Taken together, one cannot easily shake the idea that stone disease can indeed lead to kidney disease of clinical consequence and also to high blood pressure. Fortunately the kidney disease only uncommonly leads to dialysis or even advanced CKD. But it does show how important prevention can be.

Last Words About Glomerular Filtration

How filtration works, and how physicians measure it, matter greatly to patients who form stones. Stone formation can lead to kidney disease, usually mild but sometimes significant. Kidney disease consists most essentially in loss of filtration. As well, stone forming may well promote hypertension.

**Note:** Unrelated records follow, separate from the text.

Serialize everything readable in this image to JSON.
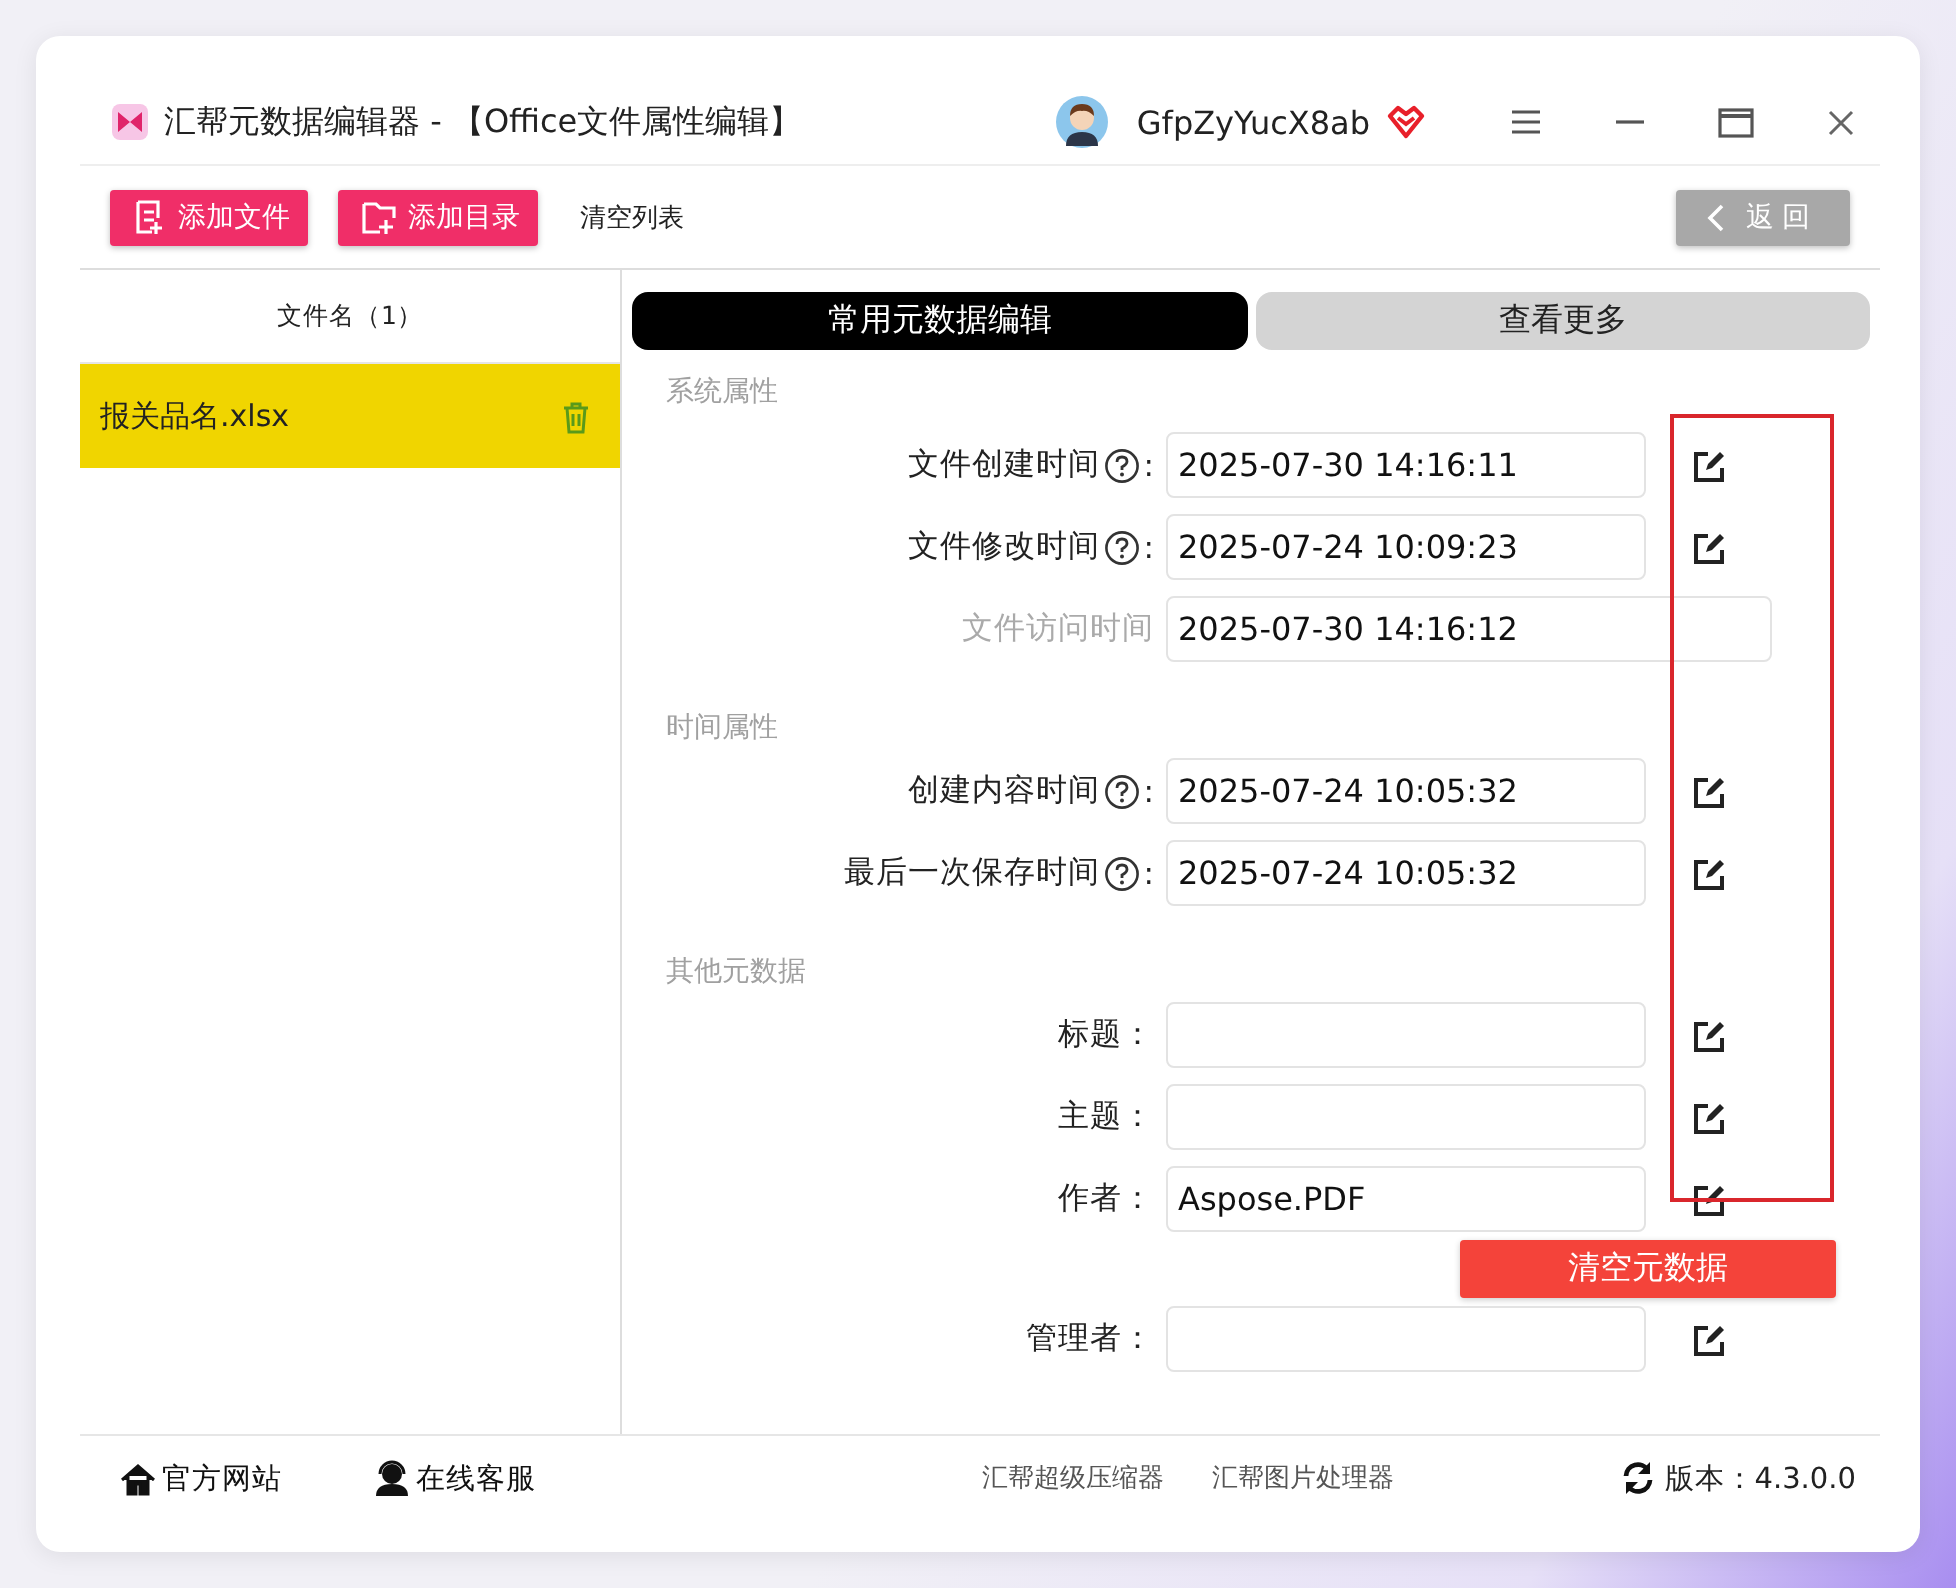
{
  "window": {
    "title": "汇帮元数据编辑器 - 【Office文件属性编辑】",
    "username": "GfpZyYucX8ab"
  },
  "toolbar": {
    "buttons": [
      {
        "label": "添加文件",
        "kind": "file"
      },
      {
        "label": "添加目录",
        "kind": "folder"
      },
      {
        "label": "清空列表",
        "kind": "plain"
      }
    ],
    "back": "返回"
  },
  "file_list": {
    "header": "文件名（1）",
    "items": [
      {
        "name": "报关品名.xlsx",
        "selected": true
      }
    ]
  },
  "tabs": [
    {
      "label": "常用元数据编辑",
      "selected": true
    },
    {
      "label": "查看更多",
      "selected": false
    }
  ],
  "sections": [
    {
      "title": "系统属性",
      "rows": [
        {
          "label": "文件创建时间",
          "help": true,
          "suffix": ":",
          "value": "2025-07-30 14:16:11",
          "disabled": false
        },
        {
          "label": "文件修改时间",
          "help": true,
          "suffix": ":",
          "value": "2025-07-24 10:09:23",
          "disabled": false
        },
        {
          "label": "文件访问时间",
          "help": false,
          "value": "2025-07-30 14:16:12",
          "disabled": true
        }
      ]
    },
    {
      "title": "时间属性",
      "rows": [
        {
          "label": "创建内容时间",
          "help": true,
          "suffix": ":",
          "value": "2025-07-24 10:05:32",
          "disabled": false
        },
        {
          "label": "最后一次保存时间",
          "help": true,
          "suffix": ":",
          "value": "2025-07-24 10:05:32",
          "disabled": false
        }
      ]
    },
    {
      "title": "其他元数据",
      "rows": [
        {
          "label": "标题：",
          "help": false,
          "disabled": false
        },
        {
          "label": "主题：",
          "help": false,
          "disabled": false
        },
        {
          "label": "作者：",
          "help": false,
          "value": "Aspose.PDF",
          "disabled": false
        },
        {
          "label": "管理者：",
          "help": false,
          "disabled": false
        }
      ]
    }
  ],
  "clear_button": "清空元数据",
  "footer": {
    "links": [
      {
        "label": "官方网站",
        "kind": "home"
      },
      {
        "label": "在线客服",
        "kind": "support"
      }
    ],
    "apps": [
      "汇帮超级压缩器",
      "汇帮图片处理器"
    ],
    "version": "版本：4.3.0.0"
  }
}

The meaning of these results is simple and compelling. Stone forming patients need to know their eGFR values, and their physicians need to pursue any fall in eGFR with substantial efforts to locate a remediable cause such as obstruction or untreated high blood pressure. Because blood pressure itself appears to run higher among stone formers than in the general population, stone formers need to keep track of their pressures as measured in various medical settings and preferably by themselves at home using good quality OTC devices.

More fundamentally, stone prevention is always the best way to prevent kidney injury from stones. I have advocated remorselessly for early prevention and for sustained prevention. The kidney injury from stones is merely another among many reasons to pursue prevention in the service of a happier and medically sounder life.